Disney's The Finest Hours debuted in second place on Friday with an estimated opening of $3.312 million. That's generally in line with the $3.63 million opening day of the studio's McFarland, USA last February. While in line with pre-release expectations, the big-budget film will certainly need to sprout strong legs in the long run. Early word of mouth appears mixed with a 69 percent Flixster score and 59 percent critics' rating. BoxOffice projects a $10 million opening weekend in fourth place.
The Revenant scooted down to third place on Friday with $3.22 million, off 30 percent from the same day last week. That brings the 12-time Oscar nominee's domestic tally up to an impressive $129 million and counting.
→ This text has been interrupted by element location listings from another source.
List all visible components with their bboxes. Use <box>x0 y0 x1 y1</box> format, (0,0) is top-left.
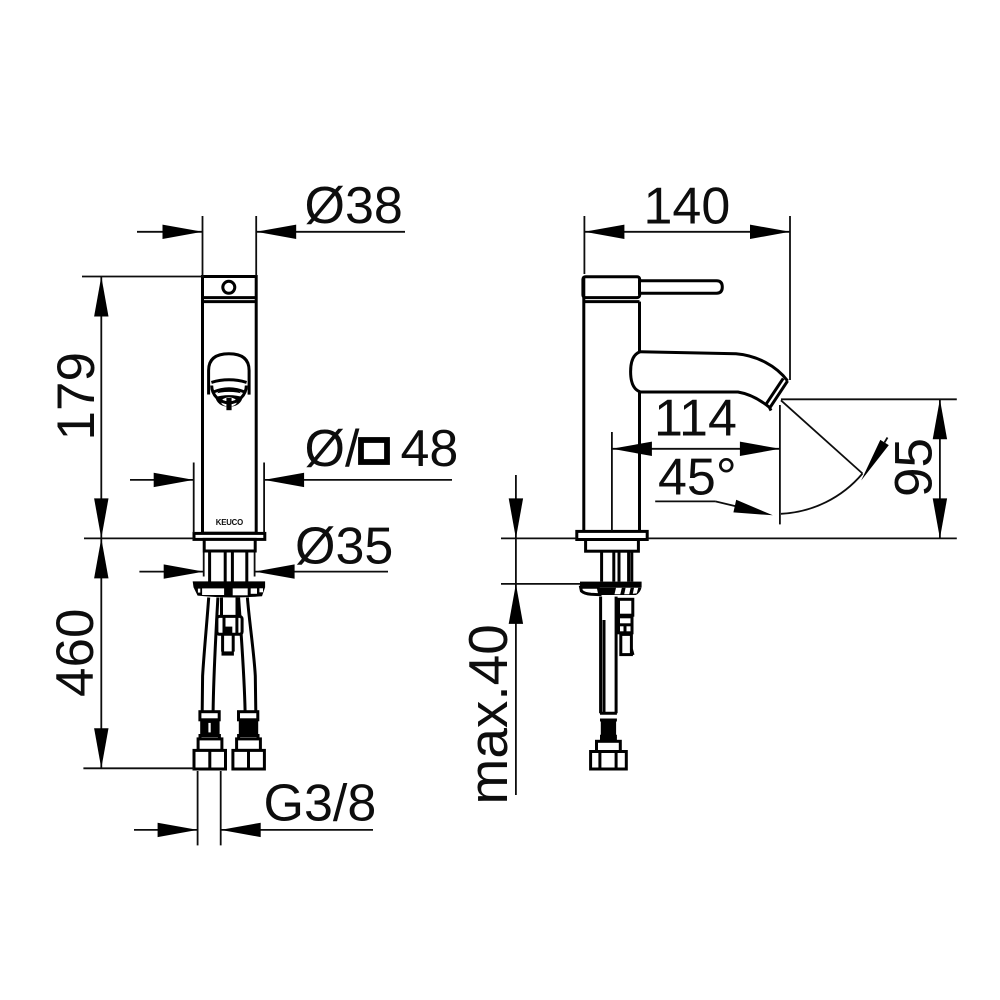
svg-text:95: 95 <box>885 438 944 497</box>
svg-text:48: 48 <box>401 420 459 478</box>
svg-text:Ø35: Ø35 <box>295 517 393 575</box>
svg-text:179: 179 <box>47 352 106 440</box>
svg-text:Ø38: Ø38 <box>305 177 403 235</box>
svg-text:45°: 45° <box>658 449 737 507</box>
svg-text:Ø/: Ø/ <box>305 420 360 478</box>
svg-text:KEUCO: KEUCO <box>216 518 243 527</box>
svg-text:max.40: max.40 <box>457 624 519 804</box>
svg-text:114: 114 <box>654 389 737 447</box>
svg-text:G3/8: G3/8 <box>264 774 377 832</box>
svg-text:140: 140 <box>644 177 731 235</box>
svg-text:460: 460 <box>46 609 105 697</box>
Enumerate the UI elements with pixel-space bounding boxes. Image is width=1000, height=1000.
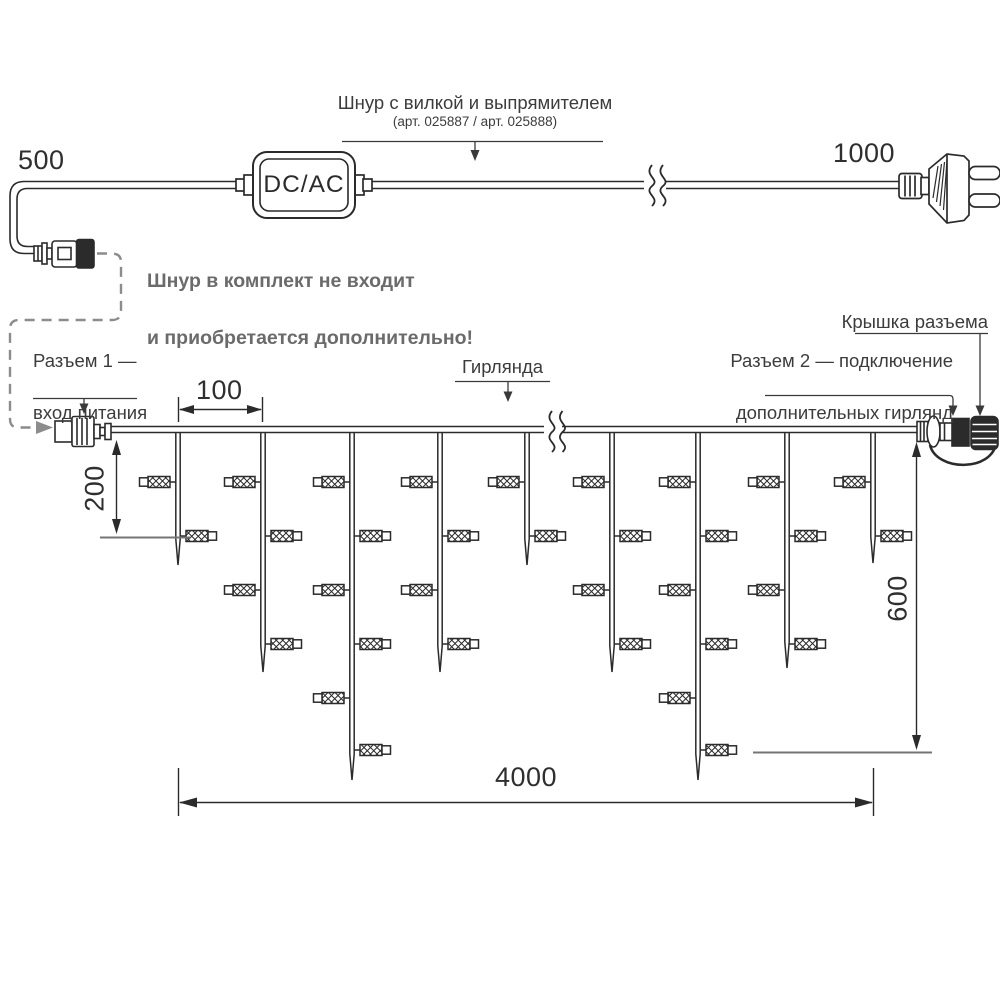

This weekend should ring up around $12.1 million for a second place finish.
Star Wars: The Force Awakens took fourth place yesterday as it eased 30 percent from last Friday to $2.459 million. That brings the all-time domestic champ's running total up to $887.1 million now as it chases down its next benchmark of $900 million (which it will reach sometime next week). Look for another strong weekend around $10.4 million in third place.
The Boy filled out the top five yesterday with $2.31 million, down just 39.5 percent from its opening day last week. That's an impressive hold for most movies, especially in the horror genre, indicating healthy word of mouth among the target audience. The film has tallied $15.9 million in eight days of release as it heads toward a strong sophomore frame around $7.8 million.
Meanwhile, Fifty Shades of Black lived down to expectations with a $2.25 million opening day. By comparison, fellow Wayans-led spoof A Haunted House bagged a $6.8 million first day back in January 2013. Word of mouth (40 percent) and reviews (14 percent) are both in the cellar, so theatrical life will be short-lived. Look for an opening weekend around $6.3 million.